Section 758 abrogated the old rule holding that the death of a joint obligor discharged his liability. ( Polhemus Printing Co. v. Wynkoop, 30 App. Div. 524.) We are satisfied that the contention of the defendant Dounce that he could not be joined as a defendant in this action is not sustained by the authorities.
The defenses are, in substance: First, that the plaintiff relieved the defendant of liability on the bond or of the obligation to procure a sub-lease because, without the consent of the defendant or of Wynkoop Hallenbeck, and of its own volition, it negotiated with the owners of the premises and secured a new lease; second, that the plaintiff so interfered with Wynkoop Hallenbeck in their negotiations with the owners of the premises as to prevent that firm from securing a renewal of the lease, pursuant to their contract with the plaintiff. We do not find that the case differs in any essential feature from the condition in which it stood when it came before us on a former appeal ( 30 App.
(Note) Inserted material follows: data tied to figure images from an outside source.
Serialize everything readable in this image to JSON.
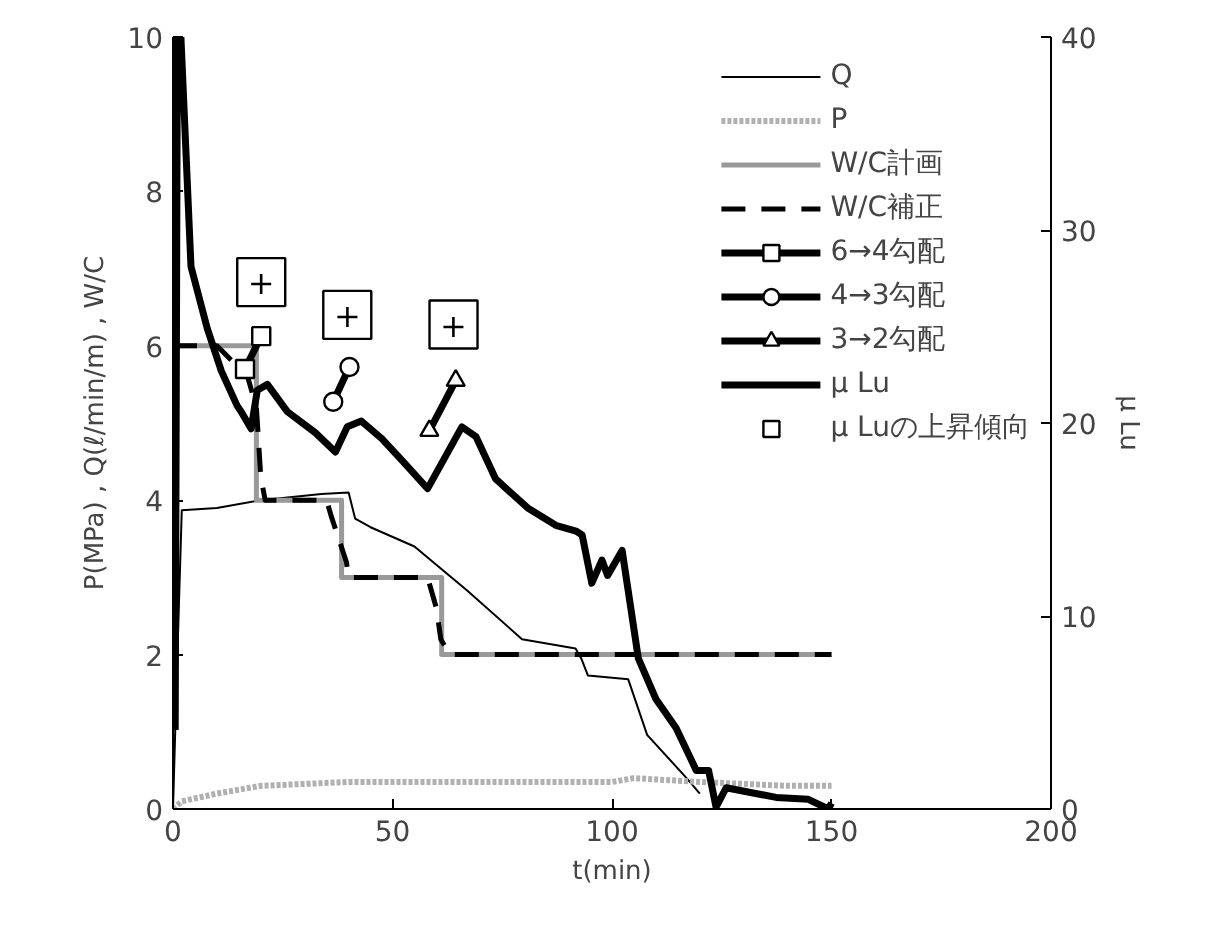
{
  "chart_data": {
    "type": "line",
    "xlabel": "t(min)",
    "ylabel": "P(MPa) , Q(ℓ/min/m) , W/C",
    "y2label": "μ Lu",
    "xlim": [
      0,
      200
    ],
    "xticks": [
      0,
      50,
      100,
      150,
      200
    ],
    "ylim": [
      0,
      10
    ],
    "yticks": [
      0,
      2,
      4,
      6,
      8,
      10
    ],
    "y2lim": [
      0,
      40
    ],
    "y2ticks": [
      0,
      10,
      20,
      30,
      40
    ],
    "grid": false,
    "legend": "top right",
    "annotations": [
      {
        "text": "+",
        "x": 20.1,
        "y": 6.825
      },
      {
        "text": "+",
        "x": 39.7,
        "y": 6.4
      },
      {
        "text": "+",
        "x": 63.9,
        "y": 6.275
      }
    ],
    "series": [
      {
        "name": "Q",
        "color": "#000000",
        "line_style": "solid",
        "marker": "none",
        "x": [
          0,
          1,
          2,
          10,
          20,
          33.8,
          40,
          41.5,
          45,
          55,
          67,
          79.5,
          91.7,
          93,
          94.5,
          103.7,
          108,
          117,
          120
        ],
        "values": [
          0,
          2,
          3.87,
          3.9,
          4.0,
          4.08,
          4.1,
          3.76,
          3.65,
          3.4,
          2.83,
          2.2,
          2.08,
          1.95,
          1.73,
          1.68,
          0.96,
          0.4,
          0.2
        ]
      },
      {
        "name": "P",
        "color": "#b0b0b0",
        "line_style": "dotted",
        "marker": "none",
        "x": [
          0,
          2,
          10,
          20,
          40,
          60,
          80,
          100,
          105,
          120,
          140,
          150
        ],
        "values": [
          0,
          0.1,
          0.2,
          0.3,
          0.35,
          0.35,
          0.35,
          0.35,
          0.4,
          0.35,
          0.3,
          0.3
        ]
      },
      {
        "name": "W/C計画",
        "color": "#999999",
        "line_style": "solid",
        "marker": "none",
        "x": [
          0,
          19,
          19,
          38.4,
          38.4,
          61.2,
          61.2,
          150
        ],
        "values": [
          6,
          6,
          4,
          4,
          3,
          3,
          2,
          2
        ]
      },
      {
        "name": "W/C補正",
        "color": "#000000",
        "line_style": "dashed",
        "marker": "none",
        "x": [
          0,
          10,
          17,
          19,
          20,
          21,
          35,
          36,
          39.5,
          40,
          58,
          60,
          61,
          63,
          150
        ],
        "values": [
          6,
          6,
          5.6,
          5.2,
          4.3,
          4.0,
          4.0,
          3.8,
          3.2,
          3.0,
          3.0,
          2.6,
          2.2,
          2.0,
          2.0
        ]
      },
      {
        "name": "6→4勾配",
        "color": "#000000",
        "line_style": "solid",
        "marker": "square",
        "axis": "y2",
        "x": [
          16.4,
          20.1
        ],
        "values": [
          22.8,
          24.5
        ]
      },
      {
        "name": "4→3勾配",
        "color": "#000000",
        "line_style": "solid",
        "marker": "circle",
        "axis": "y2",
        "x": [
          36.5,
          40.2
        ],
        "values": [
          21.1,
          22.9
        ]
      },
      {
        "name": "3→2勾配",
        "color": "#000000",
        "line_style": "solid",
        "marker": "triangle",
        "axis": "y2",
        "x": [
          58.4,
          64.4
        ],
        "values": [
          19.6,
          22.2
        ]
      },
      {
        "name": "μ Lu",
        "color": "#000000",
        "line_style": "solid",
        "marker": "none",
        "axis": "y2",
        "x": [
          0.5,
          1,
          1.8,
          4.1,
          7.8,
          11,
          14.6,
          15.5,
          17.8,
          19.2,
          21.5,
          26,
          32.4,
          37,
          39.7,
          42.9,
          47.5,
          52,
          58,
          65.8,
          69,
          73.5,
          80.8,
          87.2,
          91.8,
          93.2,
          95.4,
          97.7,
          99,
          102.3,
          103.7,
          106,
          110,
          114.6,
          119.2,
          122,
          123.7,
          126,
          137.4,
          144.7,
          149.3,
          150
        ],
        "values": [
          4.1,
          40,
          40,
          28.1,
          24.9,
          22.7,
          20.9,
          20.6,
          19.7,
          21.7,
          22.0,
          20.6,
          19.5,
          18.5,
          19.8,
          20.1,
          19.2,
          18.1,
          16.6,
          19.8,
          19.3,
          17.1,
          15.6,
          14.7,
          14.4,
          14.2,
          11.7,
          12.9,
          12.1,
          13.4,
          11.3,
          7.8,
          5.7,
          4.2,
          2.0,
          2.0,
          0.1,
          1.1,
          0.6,
          0.5,
          0,
          0.3
        ]
      },
      {
        "name": "μ Luの上昇傾向",
        "type": "scatter",
        "color": "#000000",
        "marker": "square",
        "axis": "y2",
        "x": [
          20.1,
          39.7,
          63.9
        ],
        "values": [
          27.3,
          25.6,
          25.1
        ]
      }
    ]
  }
}
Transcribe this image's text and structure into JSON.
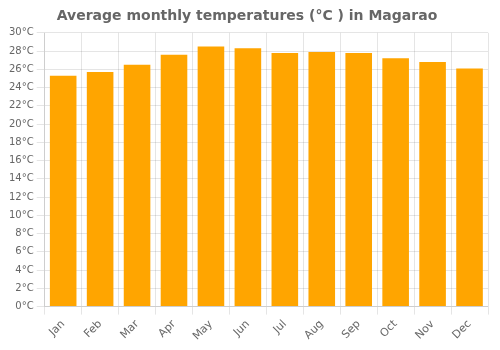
{
  "chart_data": {
    "type": "bar",
    "title": "Average monthly temperatures (°C ) in Magarao",
    "categories": [
      "Jan",
      "Feb",
      "Mar",
      "Apr",
      "May",
      "Jun",
      "Jul",
      "Aug",
      "Sep",
      "Oct",
      "Nov",
      "Dec"
    ],
    "values": [
      25.3,
      25.7,
      26.5,
      27.6,
      28.5,
      28.3,
      27.8,
      27.9,
      27.8,
      27.2,
      26.8,
      26.1
    ],
    "color": "#FFA500",
    "ylim": [
      0,
      30
    ],
    "yticks": [
      {
        "value": 0,
        "label": "0°C"
      },
      {
        "value": 2,
        "label": "2°C"
      },
      {
        "value": 4,
        "label": "4°C"
      },
      {
        "value": 6,
        "label": "6°C"
      },
      {
        "value": 8,
        "label": "8°C"
      },
      {
        "value": 10,
        "label": "10°C"
      },
      {
        "value": 12,
        "label": "12°C"
      },
      {
        "value": 14,
        "label": "14°C"
      },
      {
        "value": 16,
        "label": "16°C"
      },
      {
        "value": 18,
        "label": "18°C"
      },
      {
        "value": 20,
        "label": "20°C"
      },
      {
        "value": 22,
        "label": "22°C"
      },
      {
        "value": 24,
        "label": "24°C"
      },
      {
        "value": 26,
        "label": "26°C"
      },
      {
        "value": 28,
        "label": "28°C"
      },
      {
        "value": 30,
        "label": "30°C"
      }
    ],
    "grid": true
  }
}
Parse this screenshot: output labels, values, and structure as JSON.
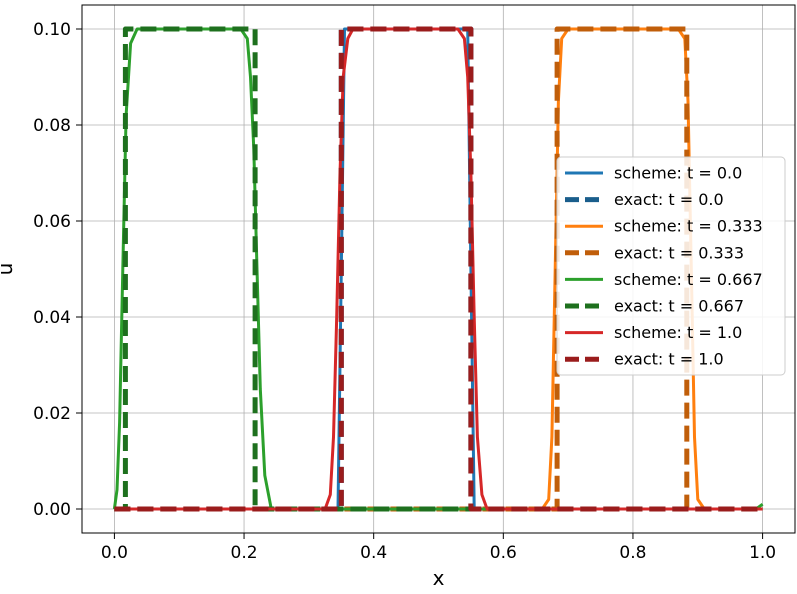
{
  "chart_data": {
    "type": "line",
    "title": "",
    "xlabel": "x",
    "ylabel": "u",
    "xlim": [
      -0.05,
      1.05
    ],
    "ylim": [
      -0.005,
      0.105
    ],
    "xticks": [
      0.0,
      0.2,
      0.4,
      0.6,
      0.8,
      1.0
    ],
    "xtick_labels": [
      "0.0",
      "0.2",
      "0.4",
      "0.6",
      "0.8",
      "1.0"
    ],
    "yticks": [
      0.0,
      0.02,
      0.04,
      0.06,
      0.08,
      0.1
    ],
    "ytick_labels": [
      "0.00",
      "0.02",
      "0.04",
      "0.06",
      "0.08",
      "0.10"
    ],
    "grid": true,
    "legend_position": "center-right",
    "series": [
      {
        "name": "scheme: t = 0.0",
        "style": "solid",
        "color": "#1f77b4",
        "x": [
          0.0,
          0.345,
          0.35,
          0.355,
          0.545,
          0.55,
          0.555,
          1.0
        ],
        "y": [
          0.0,
          0.0,
          0.05,
          0.1,
          0.1,
          0.05,
          0.0,
          0.0
        ]
      },
      {
        "name": "exact:     t = 0.0",
        "style": "dashed",
        "color": "#1a5e8c",
        "x": [
          0.0,
          0.35,
          0.35,
          0.55,
          0.55,
          1.0
        ],
        "y": [
          0.0,
          0.0,
          0.1,
          0.1,
          0.0,
          0.0
        ]
      },
      {
        "name": "scheme: t = 0.333",
        "style": "solid",
        "color": "#ff7f0e",
        "x": [
          0.0,
          0.66,
          0.67,
          0.675,
          0.68,
          0.685,
          0.69,
          0.7,
          0.87,
          0.88,
          0.885,
          0.89,
          0.895,
          0.9,
          0.91,
          1.0
        ],
        "y": [
          0.0,
          0.0,
          0.002,
          0.015,
          0.05,
          0.085,
          0.098,
          0.1,
          0.1,
          0.098,
          0.085,
          0.05,
          0.015,
          0.002,
          0.0,
          0.0
        ]
      },
      {
        "name": "exact:     t = 0.333",
        "style": "dashed",
        "color": "#c05e0a",
        "x": [
          0.0,
          0.683,
          0.683,
          0.883,
          0.883,
          1.0
        ],
        "y": [
          0.0,
          0.0,
          0.1,
          0.1,
          0.0,
          0.0
        ]
      },
      {
        "name": "scheme: t = 0.667",
        "style": "solid",
        "color": "#2ca02c",
        "x": [
          0.0,
          0.004,
          0.008,
          0.013,
          0.018,
          0.025,
          0.035,
          0.195,
          0.205,
          0.21,
          0.215,
          0.22,
          0.225,
          0.232,
          0.242,
          0.97,
          0.99,
          1.0
        ],
        "y": [
          0.0,
          0.004,
          0.018,
          0.05,
          0.082,
          0.097,
          0.1,
          0.1,
          0.098,
          0.09,
          0.075,
          0.05,
          0.025,
          0.007,
          0.0,
          0.0,
          0.0,
          0.001
        ]
      },
      {
        "name": "exact:     t = 0.667",
        "style": "dashed",
        "color": "#1e701e",
        "x": [
          0.0,
          0.017,
          0.017,
          0.217,
          0.217,
          1.0
        ],
        "y": [
          0.0,
          0.0,
          0.1,
          0.1,
          0.0,
          0.0
        ]
      },
      {
        "name": "scheme: t = 1.0",
        "style": "solid",
        "color": "#d62728",
        "x": [
          0.0,
          0.325,
          0.333,
          0.338,
          0.343,
          0.348,
          0.353,
          0.36,
          0.368,
          0.53,
          0.54,
          0.545,
          0.55,
          0.555,
          0.56,
          0.567,
          0.575,
          1.0
        ],
        "y": [
          0.0,
          0.0,
          0.003,
          0.015,
          0.04,
          0.07,
          0.09,
          0.098,
          0.1,
          0.1,
          0.098,
          0.09,
          0.07,
          0.04,
          0.015,
          0.003,
          0.0,
          0.0
        ]
      },
      {
        "name": "exact:     t = 1.0",
        "style": "dashed",
        "color": "#9a1c1c",
        "x": [
          0.0,
          0.35,
          0.35,
          0.55,
          0.55,
          1.0
        ],
        "y": [
          0.0,
          0.0,
          0.1,
          0.1,
          0.0,
          0.0
        ]
      }
    ]
  }
}
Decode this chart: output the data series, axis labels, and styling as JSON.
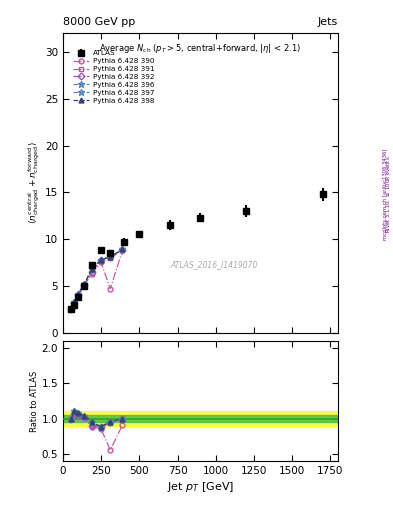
{
  "title_top": "8000 GeV pp",
  "title_right": "Jets",
  "plot_title": "Average $N_{\\rm ch}$ ($p_T$$>$5, central+forward, $|\\eta|$ < 2.1)",
  "xlabel": "Jet $p_T$ [GeV]",
  "ylabel_main": "$\\langle n^{\\rm central}_{\\rm charged} + n^{\\rm forward}_{\\rm charged} \\rangle$",
  "ylabel_ratio": "Ratio to ATLAS",
  "watermark": "ATLAS_2016_I1419070",
  "atlas_x": [
    55,
    75,
    100,
    140,
    190,
    250,
    310,
    400,
    500,
    700,
    900,
    1200,
    1700
  ],
  "atlas_y": [
    2.5,
    3.0,
    3.8,
    5.0,
    7.2,
    8.8,
    8.5,
    9.7,
    10.5,
    11.5,
    12.3,
    13.0,
    14.8
  ],
  "atlas_yerr": [
    0.2,
    0.2,
    0.2,
    0.3,
    0.3,
    0.3,
    0.3,
    0.4,
    0.4,
    0.5,
    0.5,
    0.6,
    0.7
  ],
  "py390_x": [
    55,
    75,
    100,
    140,
    190,
    250,
    310,
    390
  ],
  "py390_y": [
    2.5,
    3.2,
    4.0,
    5.1,
    6.3,
    7.5,
    4.7,
    8.8
  ],
  "py390_color": "#cc5599",
  "py390_label": "Pythia 6.428 390",
  "py391_x": [
    55,
    75,
    100,
    140,
    190,
    250,
    310,
    390
  ],
  "py391_y": [
    2.5,
    3.2,
    4.0,
    5.1,
    6.4,
    7.7,
    8.0,
    8.8
  ],
  "py391_color": "#cc5599",
  "py391_label": "Pythia 6.428 391",
  "py392_x": [
    55,
    75,
    100,
    140,
    190,
    250,
    310,
    390
  ],
  "py392_y": [
    2.5,
    3.2,
    4.0,
    5.1,
    6.5,
    7.8,
    8.1,
    8.85
  ],
  "py392_color": "#9955cc",
  "py392_label": "Pythia 6.428 392",
  "py396_x": [
    55,
    75,
    100,
    140,
    190,
    250,
    310,
    390
  ],
  "py396_y": [
    2.5,
    3.3,
    4.1,
    5.2,
    6.8,
    7.8,
    8.1,
    8.9
  ],
  "py396_color": "#5588bb",
  "py396_label": "Pythia 6.428 396",
  "py397_x": [
    55,
    75,
    100,
    140,
    190,
    250,
    310,
    390
  ],
  "py397_y": [
    2.5,
    3.3,
    4.1,
    5.2,
    6.8,
    7.8,
    8.1,
    8.9
  ],
  "py397_color": "#5588bb",
  "py397_label": "Pythia 6.428 397",
  "py398_x": [
    55,
    75,
    100,
    140,
    190,
    250,
    310,
    390
  ],
  "py398_y": [
    2.5,
    3.3,
    4.1,
    5.2,
    6.8,
    7.8,
    8.1,
    8.9
  ],
  "py398_color": "#334477",
  "py398_label": "Pythia 6.428 398",
  "ratio390_x": [
    55,
    75,
    100,
    140,
    190,
    250,
    310,
    390
  ],
  "ratio390_y": [
    1.0,
    1.07,
    1.05,
    1.02,
    0.875,
    0.852,
    0.553,
    0.91
  ],
  "ratio391_x": [
    55,
    75,
    100,
    140,
    190,
    250,
    310,
    390
  ],
  "ratio391_y": [
    1.0,
    1.07,
    1.05,
    1.02,
    0.89,
    0.875,
    0.94,
    1.0
  ],
  "ratio392_x": [
    55,
    75,
    100,
    140,
    190,
    250,
    310,
    390
  ],
  "ratio392_y": [
    1.0,
    1.07,
    1.05,
    1.02,
    0.9,
    0.885,
    0.953,
    1.0
  ],
  "ratio396_x": [
    55,
    75,
    100,
    140,
    190,
    250,
    310,
    390
  ],
  "ratio396_y": [
    1.0,
    1.1,
    1.08,
    1.04,
    0.944,
    0.886,
    0.953,
    1.0
  ],
  "ratio397_x": [
    55,
    75,
    100,
    140,
    190,
    250,
    310,
    390
  ],
  "ratio397_y": [
    1.0,
    1.1,
    1.08,
    1.04,
    0.944,
    0.886,
    0.953,
    1.0
  ],
  "ratio398_x": [
    55,
    75,
    100,
    140,
    190,
    250,
    310,
    390
  ],
  "ratio398_y": [
    1.0,
    1.1,
    1.08,
    1.04,
    0.944,
    0.886,
    0.953,
    1.0
  ],
  "xlim": [
    0,
    1800
  ],
  "ylim_main": [
    0,
    32
  ],
  "ylim_ratio": [
    0.4,
    2.1
  ],
  "green_band": [
    0.95,
    1.05
  ],
  "yellow_band": [
    0.9,
    1.1
  ]
}
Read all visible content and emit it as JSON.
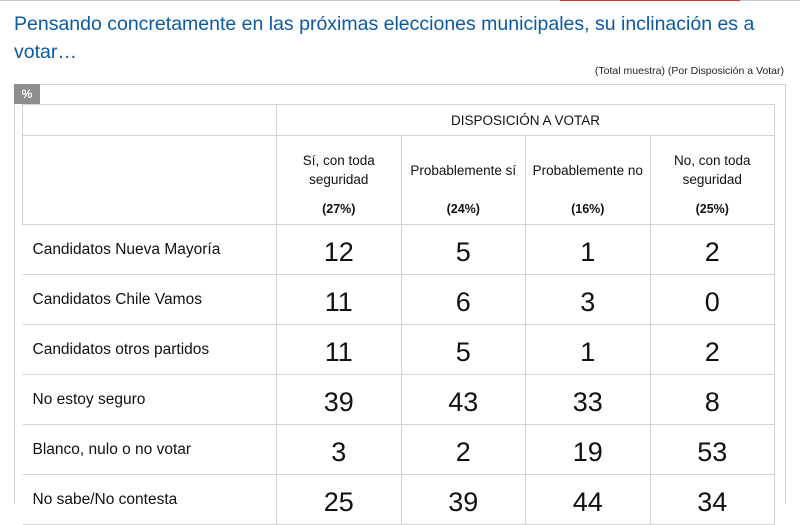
{
  "header": {
    "title": "Pensando concretamente en las próximas elecciones municipales, su inclinación es a votar…",
    "subtitle": "(Total muestra) (Por Disposición a Votar)",
    "unit_badge": "%"
  },
  "chart_data": {
    "type": "table",
    "title": "Pensando concretamente en las próximas elecciones municipales, su inclinación es a votar…",
    "group_header": "DISPOSICIÓN A VOTAR",
    "columns": [
      {
        "name": "Sí, con toda seguridad",
        "share": "(27%)"
      },
      {
        "name": "Probablemente sí",
        "share": "(24%)"
      },
      {
        "name": "Probablemente no",
        "share": "(16%)"
      },
      {
        "name": "No, con toda seguridad",
        "share": "(25%)"
      }
    ],
    "rows": [
      {
        "label": "Candidatos Nueva Mayoría",
        "values": [
          12,
          5,
          1,
          2
        ]
      },
      {
        "label": "Candidatos Chile Vamos",
        "values": [
          11,
          6,
          3,
          0
        ]
      },
      {
        "label": "Candidatos otros partidos",
        "values": [
          11,
          5,
          1,
          2
        ]
      },
      {
        "label": "No estoy seguro",
        "values": [
          39,
          43,
          33,
          8
        ]
      },
      {
        "label": "Blanco, nulo o no votar",
        "values": [
          3,
          2,
          19,
          53
        ]
      },
      {
        "label": "No sabe/No contesta",
        "values": [
          25,
          39,
          44,
          34
        ]
      }
    ]
  }
}
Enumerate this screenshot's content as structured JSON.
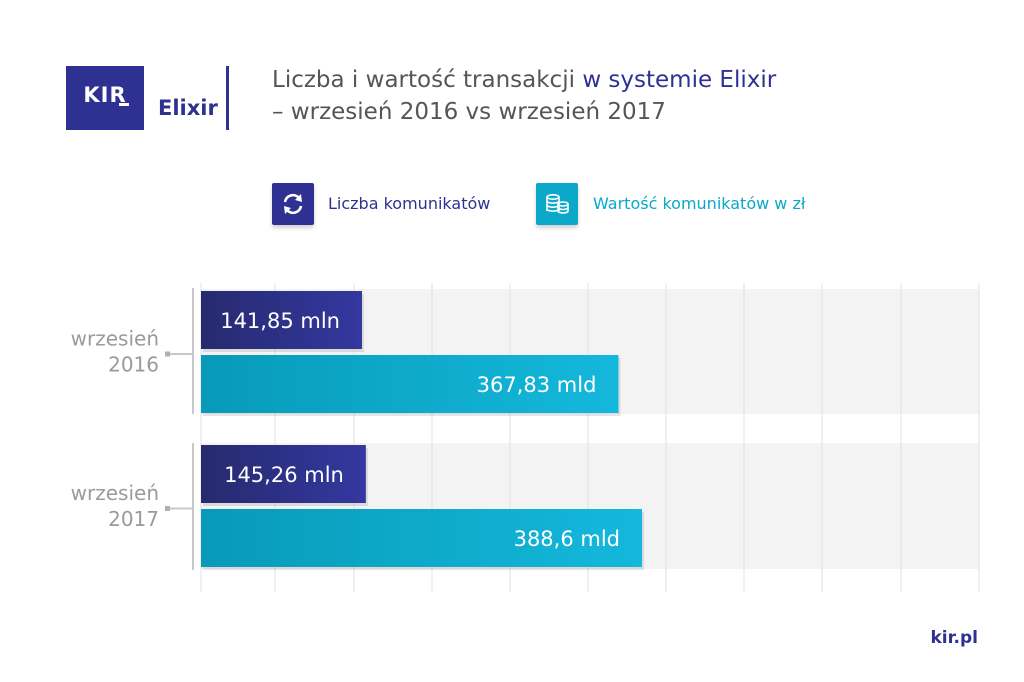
{
  "header": {
    "logo_kir": "KIR",
    "logo_elixir": "Elixir",
    "title_part1": "Liczba i wartość transakcji ",
    "title_accent": "w systemie Elixir",
    "title_line2": "– wrzesień 2016 vs wrzesień 2017"
  },
  "legend": {
    "items": [
      {
        "label": "Liczba komunikatów",
        "icon": "refresh-arrows-icon",
        "color": "#2e3192"
      },
      {
        "label": "Wartość komunikatów w zł",
        "icon": "coins-stack-icon",
        "color": "#0aa8c9"
      }
    ]
  },
  "chart_data": {
    "type": "bar",
    "orientation": "horizontal",
    "categories": [
      "wrzesień\n2016",
      "wrzesień\n2017"
    ],
    "series": [
      {
        "name": "Liczba komunikatów",
        "values": [
          141.85,
          145.26
        ],
        "labels": [
          "141,85 mln",
          "145,26 mln"
        ],
        "color": "#2e3192"
      },
      {
        "name": "Wartość komunikatów w zł",
        "values": [
          367.83,
          388.6
        ],
        "labels": [
          "367,83 mld",
          "388,6 mld"
        ],
        "color": "#0aa8c9"
      }
    ],
    "grid": true
  },
  "footer": {
    "site": "kir.pl"
  }
}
Div. 524). The same questions are discussed and upon substantially the same proofs. We held upon the former appeal and now hold, that the bond upon which the plaintiff's cause of action arises must be construed in connection with the lease from Wynkoop Hallenbeck to the plaintiff.
Defendant cannot escape liability upon his covenant merely because he has been compelled to pay an increased rent or to submit to more onerous conditions. ( Robinson v. Beard, 140 N.Y. 107, 113; Polhemus Printing Co. v. Wynkoop, 30 A.D. 524; Hausauer v. Dahlman, 18 id. 475; affd., 163 N.Y. 567; 24 Cyc. 997.) "The only way by which the obligation of such a covenant can be escaped is by the covenantor's abandonment of the estate, without a direct or indirect renewal of his own tenancy."